Nesta semana, o Congresso Nacional bateu o martelo sobre o adiamento das eleições municipais
deste ano. Os dois turnos foram adiados para novembro, um intervalo de
pouco mais de 40 dias em relação às datas anteriores. A mudança
influencia todos os prazos eleitorais previstos e, como consequência, o
planejamento dos partidos para a disputa eleitoral pelos Executivos e
Legislativos municipais. Diferentes atores envolvidos nas eleições
concordam na imprevisibilidade de como deve ocorrer a disputa, mas
arriscam projeções sobre os impactos do adiamento.

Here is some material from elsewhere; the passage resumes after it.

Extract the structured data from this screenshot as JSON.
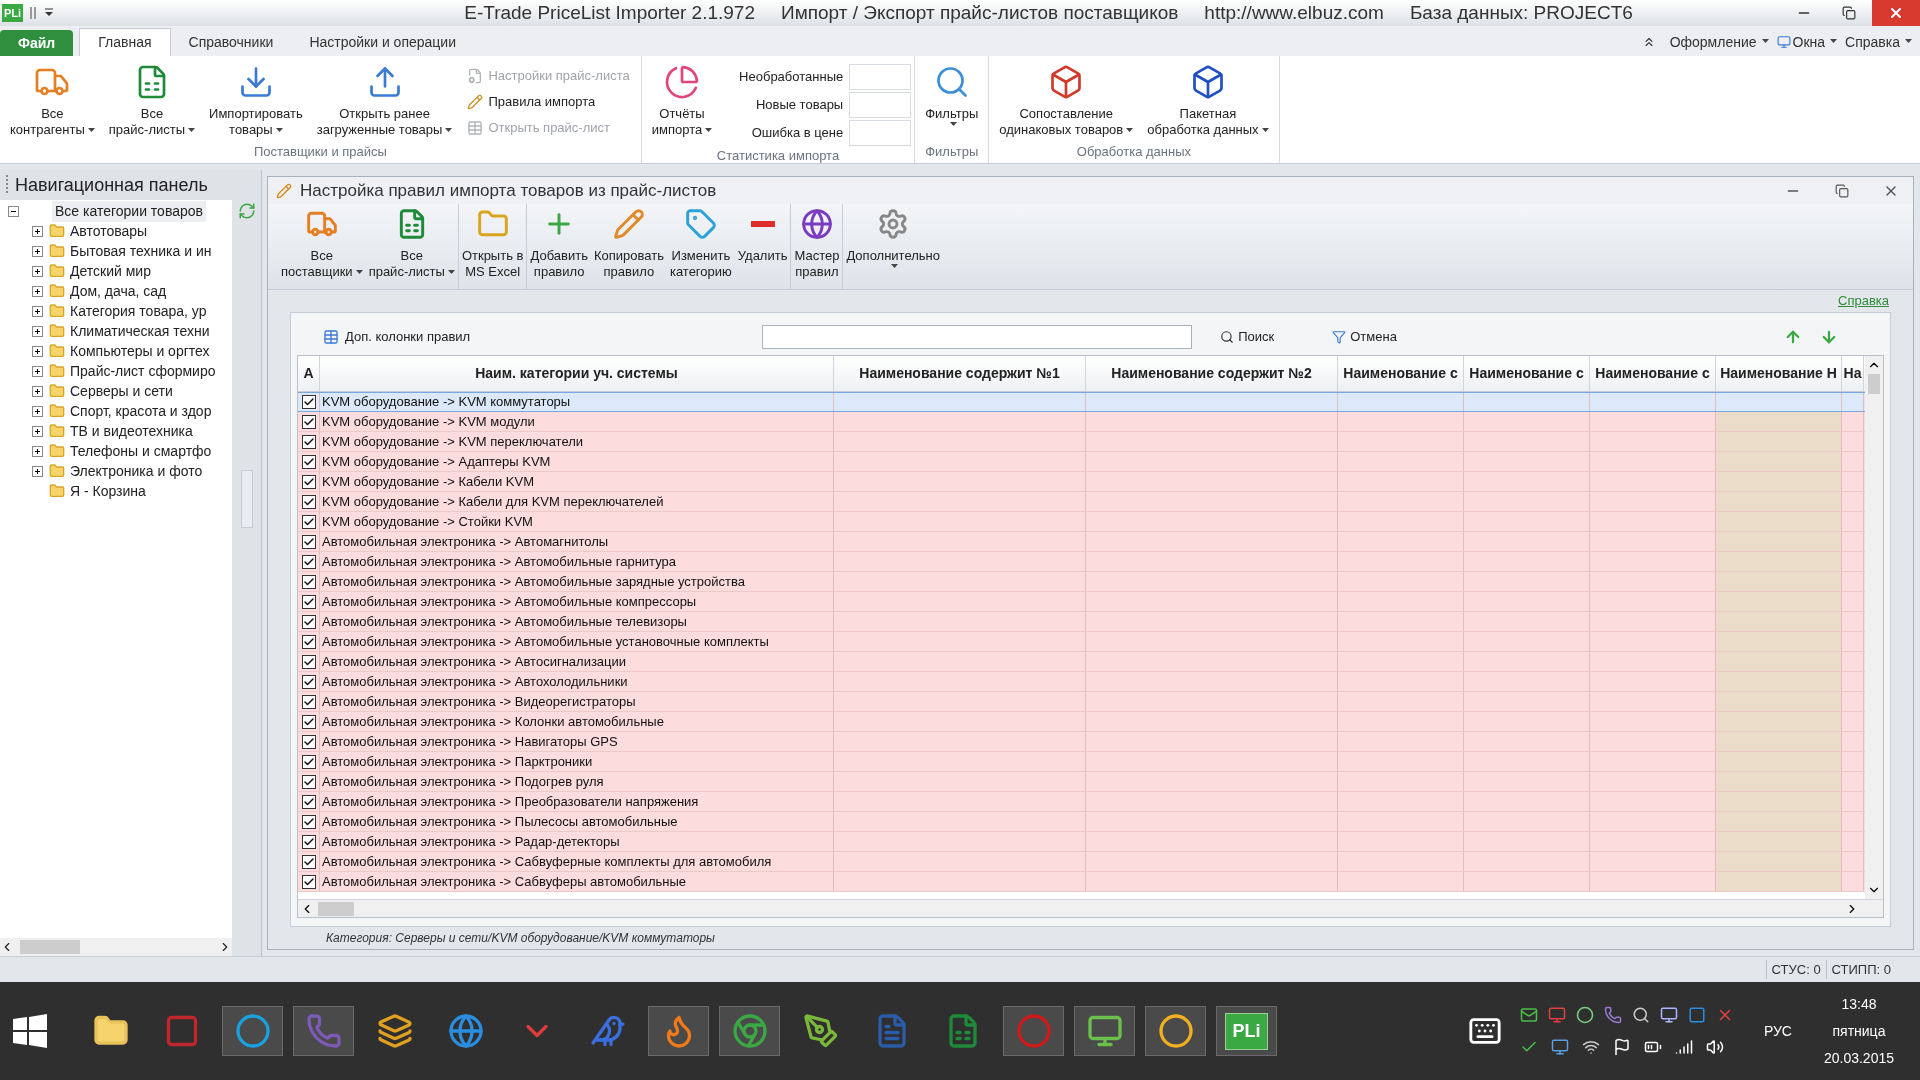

> Adiamento das eleições: o que muda para o pleito deste ano
Para uns, a mudança nas datas do pleito pode ser um desafio para os
atuais gestores municipais, que ficarão mais expostos à opinião pública
na crise do novo coronavírus. Já outros alertam para as incertezas de
uma campanha em meio à pandemia e avaliam que opositores ganham mais
tempo de organização para as candidaturas.
Depois que a Proposta de Emenda à Constituição (PEC) para adiar as
eleições foi aprovada no Senado, prefeitos e vereadores começaram a
pressionar deputados federais na Câmara, onde a proposta também precisou
ser votada, para manter as datas do pleito. O consenso ocorreu apesar
da resistência de parlamentares do Centrão, receosos de que os atuais
gestores sofressem mais um desgaste.
Crise financeira
Entre os receios, o de novos surtos da infecção nas cidades e
estados, já que a pandemia ainda não está controlada no País. A falta de
sustentabilidade financeira, agravada pelo isolamento social nos
municípios, também deve ser uma preocupação.
“Os municípios estão arrecadando menos e, nos próximos meses, o
orçamento municipal vai ficar menor. Ainda que não seja diretamente
culpa do o prefeito, se começar a atrasar a folha de pagamento, por
exemplo, isto tende a impactar as chances de reeleição”, argumenta o
professor de Ciência Política da Universidade Federal do Piauí (UFPI),
Márcio Carlomagno. “Quanto mais adiante forem as eleições, maior vai ser
o impacto que as pessoas vão sentir em suas vidas”, acrescenta.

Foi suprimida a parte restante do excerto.